And about the answer of excersize 1,
1. What canbe the volitional cue when decoding a sequence token by token in machine translation? What are the nonvolitional cues and the sensory inputs?
I think the sensory inputs are embeddings of tokens, and what is the volutional cue ?
The nonvolitional cues are the sourcing input sequence.
The volitional cues are the predicted/translated output sequence of each time.
The sensory inputs are the target language dictionary.
attention_weights = torch.rand(10, 10) # generate 10x10 random matrix m = torch.nn.Softmax(dim=0) # softmax on dim0 out = m(attention_weights) # apply softmax # the following two lines are simply borrowed from the example attention_weights = out.reshape((1, 1, 10, 10)) show_heatmaps(attention_weights, xlabel='Keys', ylabel='Queries')

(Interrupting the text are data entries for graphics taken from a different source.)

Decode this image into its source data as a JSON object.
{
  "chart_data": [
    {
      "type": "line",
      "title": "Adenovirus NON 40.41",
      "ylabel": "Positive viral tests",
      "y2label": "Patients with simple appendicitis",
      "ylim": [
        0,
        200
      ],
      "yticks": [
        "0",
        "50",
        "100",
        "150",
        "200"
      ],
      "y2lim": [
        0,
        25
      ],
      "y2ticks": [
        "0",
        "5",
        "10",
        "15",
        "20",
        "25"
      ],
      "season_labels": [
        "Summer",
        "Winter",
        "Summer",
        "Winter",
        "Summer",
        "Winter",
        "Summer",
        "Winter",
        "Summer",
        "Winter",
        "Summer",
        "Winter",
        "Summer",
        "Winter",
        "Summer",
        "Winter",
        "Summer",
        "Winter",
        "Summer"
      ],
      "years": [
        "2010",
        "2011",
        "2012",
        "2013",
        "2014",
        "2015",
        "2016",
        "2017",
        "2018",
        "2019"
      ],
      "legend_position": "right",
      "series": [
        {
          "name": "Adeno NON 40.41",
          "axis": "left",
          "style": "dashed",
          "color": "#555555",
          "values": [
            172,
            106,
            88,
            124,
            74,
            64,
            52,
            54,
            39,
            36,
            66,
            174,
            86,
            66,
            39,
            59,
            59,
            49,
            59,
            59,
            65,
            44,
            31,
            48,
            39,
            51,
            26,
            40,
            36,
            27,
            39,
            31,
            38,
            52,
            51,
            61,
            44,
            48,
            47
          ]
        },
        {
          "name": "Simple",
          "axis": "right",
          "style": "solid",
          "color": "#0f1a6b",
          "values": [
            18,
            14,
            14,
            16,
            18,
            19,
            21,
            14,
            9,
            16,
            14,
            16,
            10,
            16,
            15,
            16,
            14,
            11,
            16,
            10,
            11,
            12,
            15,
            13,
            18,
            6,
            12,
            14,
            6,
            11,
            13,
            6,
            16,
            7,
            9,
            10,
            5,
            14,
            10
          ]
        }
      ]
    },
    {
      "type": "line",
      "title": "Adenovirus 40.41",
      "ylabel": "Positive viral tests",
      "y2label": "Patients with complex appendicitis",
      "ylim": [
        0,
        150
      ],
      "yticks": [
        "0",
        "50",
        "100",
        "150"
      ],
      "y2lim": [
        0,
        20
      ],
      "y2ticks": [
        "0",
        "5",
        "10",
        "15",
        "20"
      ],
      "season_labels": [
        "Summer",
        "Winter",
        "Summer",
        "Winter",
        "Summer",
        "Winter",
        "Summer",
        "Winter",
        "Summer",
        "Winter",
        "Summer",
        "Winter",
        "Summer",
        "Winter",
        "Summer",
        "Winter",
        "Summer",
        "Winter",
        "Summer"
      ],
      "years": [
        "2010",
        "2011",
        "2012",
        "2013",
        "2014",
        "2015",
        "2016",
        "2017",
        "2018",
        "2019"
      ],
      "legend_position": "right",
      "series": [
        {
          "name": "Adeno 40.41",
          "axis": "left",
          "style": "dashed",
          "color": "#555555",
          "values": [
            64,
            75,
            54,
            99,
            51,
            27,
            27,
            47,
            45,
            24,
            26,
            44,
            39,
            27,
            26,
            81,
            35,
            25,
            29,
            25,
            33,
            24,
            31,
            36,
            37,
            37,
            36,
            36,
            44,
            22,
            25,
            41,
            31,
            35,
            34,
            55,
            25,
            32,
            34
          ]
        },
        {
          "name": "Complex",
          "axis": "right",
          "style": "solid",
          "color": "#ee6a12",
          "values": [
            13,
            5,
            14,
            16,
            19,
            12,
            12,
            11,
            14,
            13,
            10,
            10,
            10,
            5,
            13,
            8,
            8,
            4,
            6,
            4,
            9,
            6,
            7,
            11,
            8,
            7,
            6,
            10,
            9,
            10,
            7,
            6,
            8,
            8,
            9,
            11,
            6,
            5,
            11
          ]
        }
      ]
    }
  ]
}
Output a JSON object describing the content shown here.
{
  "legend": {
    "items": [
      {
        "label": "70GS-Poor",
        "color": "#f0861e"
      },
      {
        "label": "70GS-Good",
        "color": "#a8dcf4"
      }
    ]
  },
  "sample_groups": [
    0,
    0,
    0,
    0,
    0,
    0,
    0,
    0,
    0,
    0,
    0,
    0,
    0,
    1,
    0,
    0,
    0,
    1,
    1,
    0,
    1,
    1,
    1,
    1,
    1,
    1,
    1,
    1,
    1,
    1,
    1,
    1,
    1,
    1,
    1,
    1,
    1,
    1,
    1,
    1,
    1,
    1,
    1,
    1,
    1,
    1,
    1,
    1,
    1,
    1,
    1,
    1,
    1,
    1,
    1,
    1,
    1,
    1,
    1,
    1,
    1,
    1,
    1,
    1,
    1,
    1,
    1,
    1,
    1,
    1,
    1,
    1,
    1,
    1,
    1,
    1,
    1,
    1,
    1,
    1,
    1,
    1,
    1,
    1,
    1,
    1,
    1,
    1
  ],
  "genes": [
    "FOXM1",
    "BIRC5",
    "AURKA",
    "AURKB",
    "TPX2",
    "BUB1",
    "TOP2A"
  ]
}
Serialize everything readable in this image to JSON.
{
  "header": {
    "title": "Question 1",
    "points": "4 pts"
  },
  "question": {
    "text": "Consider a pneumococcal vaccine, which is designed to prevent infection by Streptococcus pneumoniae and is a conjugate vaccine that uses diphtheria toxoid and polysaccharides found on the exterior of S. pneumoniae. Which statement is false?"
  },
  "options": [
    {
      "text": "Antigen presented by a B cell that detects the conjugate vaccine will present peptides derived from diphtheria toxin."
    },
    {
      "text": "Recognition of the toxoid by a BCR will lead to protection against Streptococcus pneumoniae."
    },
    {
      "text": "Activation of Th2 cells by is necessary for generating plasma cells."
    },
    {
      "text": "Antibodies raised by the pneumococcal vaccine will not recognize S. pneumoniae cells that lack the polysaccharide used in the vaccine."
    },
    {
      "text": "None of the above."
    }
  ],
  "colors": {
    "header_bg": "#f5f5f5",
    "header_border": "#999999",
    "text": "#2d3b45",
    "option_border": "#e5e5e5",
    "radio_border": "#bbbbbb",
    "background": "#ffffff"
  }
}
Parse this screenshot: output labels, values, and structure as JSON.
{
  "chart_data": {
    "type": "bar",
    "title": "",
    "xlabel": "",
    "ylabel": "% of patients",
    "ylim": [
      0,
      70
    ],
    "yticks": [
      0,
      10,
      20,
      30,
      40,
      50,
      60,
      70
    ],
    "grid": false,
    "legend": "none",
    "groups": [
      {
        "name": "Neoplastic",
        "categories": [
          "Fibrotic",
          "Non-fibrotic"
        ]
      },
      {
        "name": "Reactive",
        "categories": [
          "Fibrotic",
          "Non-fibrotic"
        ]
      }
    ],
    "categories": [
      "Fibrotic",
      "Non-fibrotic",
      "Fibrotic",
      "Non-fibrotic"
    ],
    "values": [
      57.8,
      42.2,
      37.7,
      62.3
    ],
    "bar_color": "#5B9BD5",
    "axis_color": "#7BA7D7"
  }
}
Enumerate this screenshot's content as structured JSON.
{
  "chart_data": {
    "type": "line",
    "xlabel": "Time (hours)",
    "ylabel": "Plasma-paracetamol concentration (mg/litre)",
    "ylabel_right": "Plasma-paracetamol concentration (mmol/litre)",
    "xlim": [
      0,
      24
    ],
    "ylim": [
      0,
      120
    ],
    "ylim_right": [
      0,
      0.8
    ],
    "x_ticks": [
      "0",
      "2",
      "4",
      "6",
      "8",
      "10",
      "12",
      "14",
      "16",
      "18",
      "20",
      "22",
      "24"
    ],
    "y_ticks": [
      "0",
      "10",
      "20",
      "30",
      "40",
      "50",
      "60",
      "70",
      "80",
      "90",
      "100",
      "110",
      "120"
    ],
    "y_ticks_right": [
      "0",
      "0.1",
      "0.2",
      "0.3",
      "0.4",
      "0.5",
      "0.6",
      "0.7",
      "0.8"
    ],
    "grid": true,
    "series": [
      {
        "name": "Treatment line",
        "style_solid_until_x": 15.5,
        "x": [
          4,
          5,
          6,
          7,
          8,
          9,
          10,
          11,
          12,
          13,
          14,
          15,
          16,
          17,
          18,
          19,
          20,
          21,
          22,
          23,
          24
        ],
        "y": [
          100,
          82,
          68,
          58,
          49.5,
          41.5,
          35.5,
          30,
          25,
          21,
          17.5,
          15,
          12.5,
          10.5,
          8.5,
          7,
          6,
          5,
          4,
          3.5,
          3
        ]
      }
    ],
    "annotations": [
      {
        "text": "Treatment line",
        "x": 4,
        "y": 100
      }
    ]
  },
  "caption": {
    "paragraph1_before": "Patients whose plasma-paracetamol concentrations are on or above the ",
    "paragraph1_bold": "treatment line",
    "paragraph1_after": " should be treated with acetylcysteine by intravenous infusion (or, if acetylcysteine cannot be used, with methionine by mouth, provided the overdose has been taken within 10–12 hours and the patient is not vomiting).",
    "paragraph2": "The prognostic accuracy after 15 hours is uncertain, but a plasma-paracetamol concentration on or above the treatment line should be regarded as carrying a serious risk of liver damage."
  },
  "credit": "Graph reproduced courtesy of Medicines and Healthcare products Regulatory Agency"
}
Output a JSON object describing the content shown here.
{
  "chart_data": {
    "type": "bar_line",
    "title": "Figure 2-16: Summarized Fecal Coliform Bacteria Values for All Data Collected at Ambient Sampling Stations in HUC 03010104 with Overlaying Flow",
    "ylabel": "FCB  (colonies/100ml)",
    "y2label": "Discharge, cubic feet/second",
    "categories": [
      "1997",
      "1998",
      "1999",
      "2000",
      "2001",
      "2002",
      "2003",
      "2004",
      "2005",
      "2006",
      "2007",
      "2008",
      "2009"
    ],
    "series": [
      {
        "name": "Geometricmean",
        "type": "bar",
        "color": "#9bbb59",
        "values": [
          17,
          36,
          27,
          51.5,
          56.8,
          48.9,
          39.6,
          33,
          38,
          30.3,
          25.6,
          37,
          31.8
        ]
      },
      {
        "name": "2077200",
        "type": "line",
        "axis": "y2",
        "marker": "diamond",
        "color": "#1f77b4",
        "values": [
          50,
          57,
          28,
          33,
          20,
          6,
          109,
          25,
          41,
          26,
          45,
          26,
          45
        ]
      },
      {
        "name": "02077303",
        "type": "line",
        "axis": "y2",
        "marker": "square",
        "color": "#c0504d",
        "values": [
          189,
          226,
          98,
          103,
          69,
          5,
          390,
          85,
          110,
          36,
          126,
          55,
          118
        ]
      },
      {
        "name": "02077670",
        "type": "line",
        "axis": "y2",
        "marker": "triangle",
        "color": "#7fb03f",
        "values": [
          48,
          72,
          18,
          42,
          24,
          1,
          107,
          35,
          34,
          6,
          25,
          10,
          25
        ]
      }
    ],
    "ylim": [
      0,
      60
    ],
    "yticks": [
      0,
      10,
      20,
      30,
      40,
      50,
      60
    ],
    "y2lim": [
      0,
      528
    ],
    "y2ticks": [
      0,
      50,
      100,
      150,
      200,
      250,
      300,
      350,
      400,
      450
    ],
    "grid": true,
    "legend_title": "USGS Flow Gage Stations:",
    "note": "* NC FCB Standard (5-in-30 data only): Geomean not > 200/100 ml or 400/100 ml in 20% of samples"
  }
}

I think the volitional cue here is the decoder state in each time step, the sensory inputs are the hidden states from each encoding time step . You bias the selection by weighted average of values ( hidden state from each encoding time step) for a given volitional cues ( i.e. the hidden state of the decoder at given time step)
In my point of view, I think the encoder hidden state could become the volitional cue(queries), and the hidden states of the decoder are the non-volitional cues. I think the encoder hidden state stores the information of the original input text, so this information should be able to bias the hidden state of the decoder. As a result, decoder can focus on hidden states that make sense according to the encoder hidden states.